DR VOGEL: Fulvestrant is a very good drug that has minimal toxicity. We don’t even encounter much in the way of buttock pain with a five-cc injection. We’re also not seeing the degree of joint discomfort that we see with the aromatase inhibitors.
In terms of efficacy, fulvestrant seems to be equivalent to anastrozole (Robertson 2003). Based on data published this year in Cancer, there seems to be no difference in overall survival in the randomized trials of anastrozole versus fulvestrant (Howell 2005).
Fulvestrant is a good drug and a viable alternative to aromatase inhibitors in patients who have disease progression on tamoxifen. We do have to contend with the randomized trial of fulvestrant versus tamoxifen, where we expected a strongly beneficial effect for fulvestrant over tamoxifen, which was not forthcoming. There were some subsets where fulvestrant appeared to be better, but the overall results were about the same (Howell 2004).
| DR LOVE: Can you summarize your approach to first-line therapy in patients with HER2-positive metastatic disease?
DR VOGEL: First of all, if I don’t have a FISH assay, I won’t treat the patient. Many still feel that an IHC 3+ is absolute, but I disagree. Quality control is improving, but it is still nowhere near where it needs to be.

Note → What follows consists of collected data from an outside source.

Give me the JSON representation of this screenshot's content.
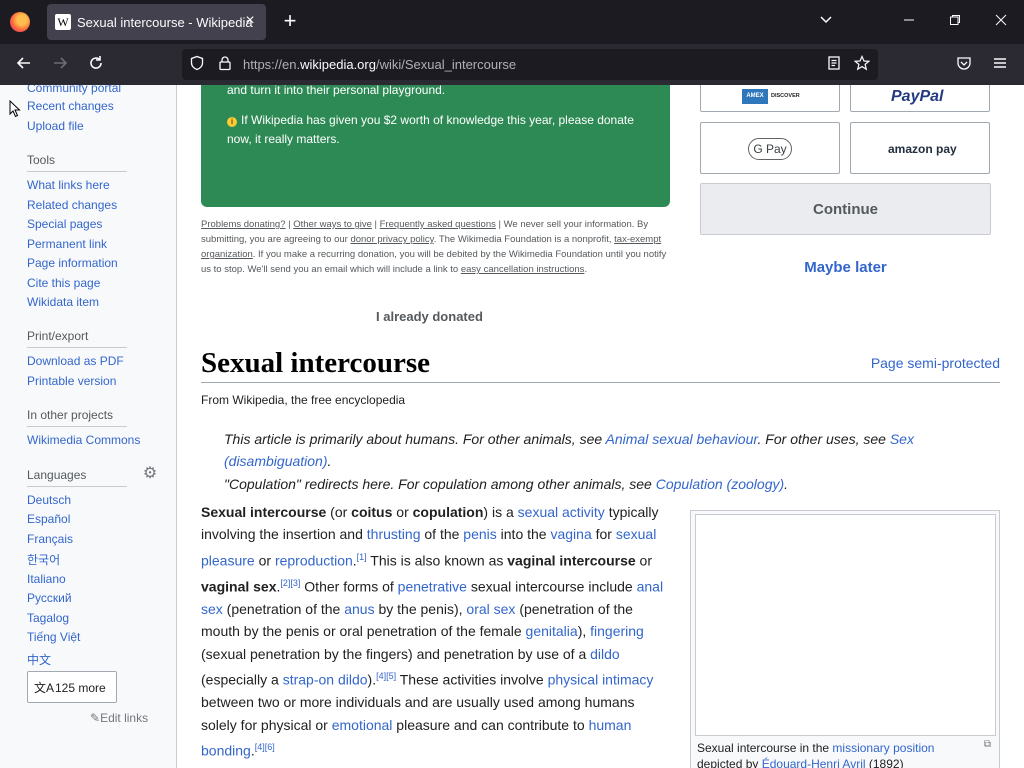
{
  "browser": {
    "tab_title": "Sexual intercourse - Wikipedia",
    "favicon_letter": "W",
    "url_prefix": "https://en.",
    "url_domain": "wikipedia.org",
    "url_path": "/wiki/Sexual_intercourse"
  },
  "sidebar": {
    "top_links": [
      "Community portal",
      "Recent changes",
      "Upload file"
    ],
    "tools_heading": "Tools",
    "tools": [
      "What links here",
      "Related changes",
      "Special pages",
      "Permanent link",
      "Page information",
      "Cite this page",
      "Wikidata item"
    ],
    "print_heading": "Print/export",
    "print": [
      "Download as PDF",
      "Printable version"
    ],
    "projects_heading": "In other projects",
    "projects": [
      "Wikimedia Commons"
    ],
    "languages_heading": "Languages",
    "languages": [
      "Deutsch",
      "Español",
      "Français",
      "한국어",
      "Italiano",
      "Русский",
      "Tagalog",
      "Tiếng Việt",
      "中文"
    ],
    "more_label": "125 more",
    "edit_links": "Edit links"
  },
  "donation": {
    "line1": "and turn it into their personal playground.",
    "line2": "If Wikipedia has given you $2 worth of knowledge this year, please donate",
    "line3": "now, it really matters.",
    "fine_print": {
      "problems": "Problems donating?",
      "other_ways": "Other ways to give",
      "faq": "Frequently asked questions",
      "t1": " | We never sell your information. By submitting, you are agreeing to our ",
      "privacy": "donor privacy policy",
      "t2": ". The Wikimedia Foundation is a nonprofit, ",
      "tax": "tax-exempt organization",
      "t3": ". If you make a recurring donation, you will be debited by the Wikimedia Foundation until you notify us to stop. We'll send you an email which will include a link to ",
      "cancel": "easy cancellation instructions",
      "t4": "."
    },
    "already_donated": "I already donated",
    "pay_amex": "AMEX",
    "pay_discover": "DISCOVER",
    "pay_paypal": "PayPal",
    "pay_gpay": "G Pay",
    "pay_amazon": "amazon pay",
    "continue_label": "Continue",
    "maybe_later": "Maybe later"
  },
  "article": {
    "title": "Sexual intercourse",
    "protection": "Page semi-protected",
    "from": "From Wikipedia, the free encyclopedia",
    "hat1_a": "This article is primarily about humans. For other animals, see ",
    "hat1_link1": "Animal sexual behaviour",
    "hat1_b": ". For other uses, see ",
    "hat1_link2": "Sex (disambiguation)",
    "hat1_c": ".",
    "hat2_a": "\"Copulation\" redirects here. For copulation among other animals, see ",
    "hat2_link": "Copulation (zoology)",
    "hat2_b": "."
  },
  "infobox": {
    "caption_a": "Sexual intercourse in the ",
    "caption_link": "missionary position",
    "caption_b": "depicted by ",
    "caption_link2": "Édouard-Henri Avril",
    "caption_c": " (1892)"
  },
  "colors": {
    "link": "#3366cc",
    "banner": "#2d8a55",
    "chrome_dark": "#1c1b22",
    "chrome_nav": "#2b2a33"
  }
}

I insist that my patients have a FISH assay before I embark on trastuzumab therapy in the metastatic setting.
Since I published the paper on single-agent trastuzumab (Vogel 2002), everybody thinks that that is my first-line treatment in every patient. It’s not. Certainly, I believe a course of single-agent trastuzumab is not unreasonable in relatively asymptomatic patients with minimal disease burden. However, for more symptomatic patients, I tend to use a combination of chemotherapy and trastuzumab.

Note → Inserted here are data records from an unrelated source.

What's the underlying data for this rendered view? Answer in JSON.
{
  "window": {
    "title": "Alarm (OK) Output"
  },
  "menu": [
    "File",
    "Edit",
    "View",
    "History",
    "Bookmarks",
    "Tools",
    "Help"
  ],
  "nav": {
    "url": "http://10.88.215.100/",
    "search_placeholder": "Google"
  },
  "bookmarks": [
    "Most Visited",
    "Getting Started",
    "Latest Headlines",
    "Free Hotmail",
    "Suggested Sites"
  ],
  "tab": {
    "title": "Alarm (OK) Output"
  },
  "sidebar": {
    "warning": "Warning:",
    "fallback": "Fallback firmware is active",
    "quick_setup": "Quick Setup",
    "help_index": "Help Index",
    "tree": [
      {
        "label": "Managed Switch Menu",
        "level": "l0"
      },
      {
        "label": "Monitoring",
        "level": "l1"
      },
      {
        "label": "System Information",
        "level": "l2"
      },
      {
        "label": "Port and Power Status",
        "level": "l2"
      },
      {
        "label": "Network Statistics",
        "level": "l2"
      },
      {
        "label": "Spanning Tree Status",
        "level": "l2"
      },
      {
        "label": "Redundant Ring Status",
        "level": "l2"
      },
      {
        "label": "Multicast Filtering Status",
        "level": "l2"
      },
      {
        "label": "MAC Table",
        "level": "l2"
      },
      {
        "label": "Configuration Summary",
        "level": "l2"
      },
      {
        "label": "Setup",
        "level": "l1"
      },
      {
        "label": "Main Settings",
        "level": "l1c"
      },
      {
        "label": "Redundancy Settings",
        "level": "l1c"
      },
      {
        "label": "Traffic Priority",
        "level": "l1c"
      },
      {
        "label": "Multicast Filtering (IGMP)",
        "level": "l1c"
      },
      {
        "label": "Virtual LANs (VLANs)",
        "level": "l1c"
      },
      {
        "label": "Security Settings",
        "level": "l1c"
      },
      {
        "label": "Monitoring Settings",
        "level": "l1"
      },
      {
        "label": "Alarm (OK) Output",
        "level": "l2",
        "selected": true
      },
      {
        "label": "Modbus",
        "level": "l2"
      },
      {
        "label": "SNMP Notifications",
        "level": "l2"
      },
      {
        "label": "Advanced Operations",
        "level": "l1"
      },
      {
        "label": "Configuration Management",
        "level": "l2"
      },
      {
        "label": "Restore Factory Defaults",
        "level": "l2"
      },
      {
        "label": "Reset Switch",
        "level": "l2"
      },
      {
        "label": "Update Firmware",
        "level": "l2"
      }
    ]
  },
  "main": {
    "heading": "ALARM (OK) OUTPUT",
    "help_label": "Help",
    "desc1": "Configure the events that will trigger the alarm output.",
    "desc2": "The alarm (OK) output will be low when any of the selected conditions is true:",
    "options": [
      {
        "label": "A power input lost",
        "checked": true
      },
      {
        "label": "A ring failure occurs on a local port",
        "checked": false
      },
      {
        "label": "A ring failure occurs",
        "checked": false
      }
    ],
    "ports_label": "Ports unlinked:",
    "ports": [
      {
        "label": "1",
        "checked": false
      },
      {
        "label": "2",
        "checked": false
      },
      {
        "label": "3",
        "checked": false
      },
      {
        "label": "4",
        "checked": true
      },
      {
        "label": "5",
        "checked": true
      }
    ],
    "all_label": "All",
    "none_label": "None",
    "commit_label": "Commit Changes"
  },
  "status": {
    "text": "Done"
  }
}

| DR LOVE: What do you consider an indication to discontinue trastuzumab in the metastatic setting?
DR VOGEL: It’s difficult to get patients to stop trastuzumab. I tend to continue trastuzumab almost indefinitely as we switch from chemotherapy to chemotherapy. Is that supportable by data? Absolutely not. Will continuation of trastuzumab beyond progression on first-line therapy ever be proven? My suspicion is not. This may be one of those questions that are never answered.

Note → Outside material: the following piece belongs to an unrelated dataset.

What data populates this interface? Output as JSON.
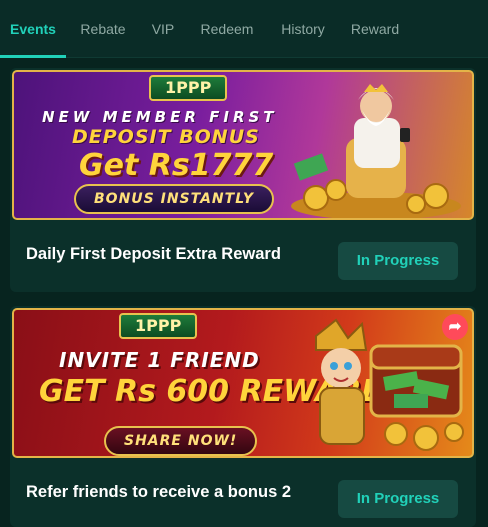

DR LOVE: How will you approach the new generation of patients who develop metastatic disease after receiving adjuvant trastuzumab?
DR VOGEL: I would use trastuzumab in these patients for the same reasons that we continue it in the metastatic setting. First, we’re still hoping for therapeutic synergism with the next drug that we use. Second, it’s relatively nontoxic and so relatively easy to continue. And the third reason is that preclinical data seemed to indicate that even in rats progressing on trastuzumab, the rate of progression was slowed in those who continued trastuzumab.